In The Studio: What Engineers Should Know About Meters

Equipment designers have known for years that because of filtering, the analog output level of complex audio from a DAC can exceed the sinewave value of 0 dBFS but very few have taken this into account in the design.

TC Electronic has performed tests on typical consumer DACs, showing that many of them distort severely since their digital filters and analog output stages do not have the headroom to accommodate output levels which exceed 0 dBFS!

While typical 0 dBFS+ peaks do not exceed +0.3 dBFS, some very rare 0 dBFS+ peaks may exceed full scale by as much as 4 or 5 dB with certain types of signals— especially mastered material which has been highly processed, clipped (turned into a square wave on top and bottom), and/or brightly equalized.

By oversampling the signal, we can measure peaks that would occur after filtering. An oversampling meter (or reconstruction meter) calculates what these peaks would be, but these meters are still rare. Products from TC Electronic (System 6000) and Sony (Oxford) have an oversampling limiter and reconstruction peak meter.

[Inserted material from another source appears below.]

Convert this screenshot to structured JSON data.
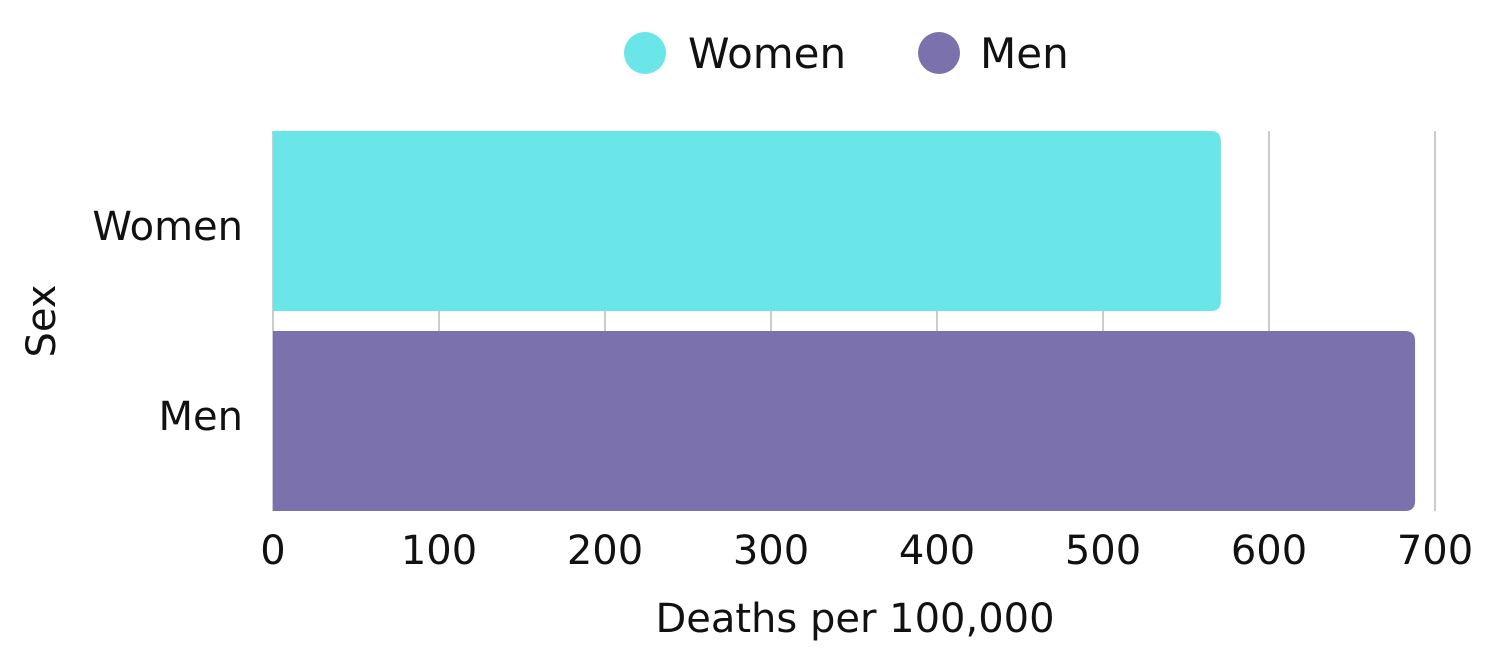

RME’s Digicheck software includes an oversampling meter.

Reconstruction meters tell us not only how our DAC will react, but what may happen to the signal after it is converted to mp3 or sent to broadcast, both of which employ many filters and post-processes. Many DSP-based consumer players cannot handle the high levels at all and exhibit severe distortion with 0 dBFS+ signals.

Armed with this knowledge, no mastering engineer should produce a master that may sound acceptable in the control room but which she knows will likely produce severe distortion when post-processed or auditioned in the real world.

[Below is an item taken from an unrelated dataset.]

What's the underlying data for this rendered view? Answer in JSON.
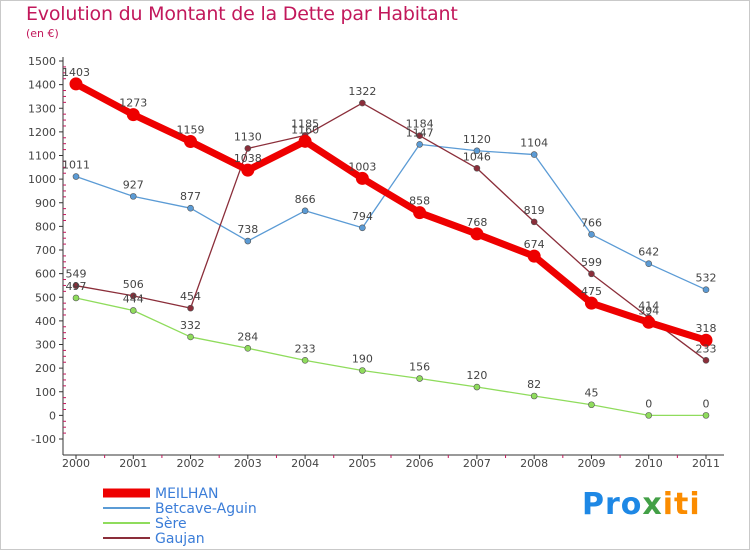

If the reconstruction meter is not enough to convince the client, she should also demonstrate that this “loud” signal becomes distorted, ugly, and soft when it is converted to low bit rate mp3. All the harmonics which made the signal seem loud in the control room have been converted to additional distortion.

Practice Safe Levels
What this means is that if you are mixing with a standard digital meter, keep peaks below -3 dBFS, especially if you are using aggressive bus processing.

The more severely processed, equalized or compressed a master, the more problems it can cause when it leaves the mastering studio.

We didn’t start hearing about this problem, or at least the severity of it, before the loudness race and the invention of digital processing which could be egregiously abused. Maximizing engineers should try to use a reconstruction meter and/or an oversampled brickwall limiter. If these are not available, use a standard peak limiter whose ceiling is set to -0.3 dB (see Chapter 10) and exercise caution.

But even the oversampled brickwall limiter is not foolproof; I’ve discovered that such limiters do not protect from very severe processing and can still make a consumer DAC overload unpleasantly. The best solution is to be conservative on levels. Clipping of any type is to be avoided, as demonstrated in Appendix 1.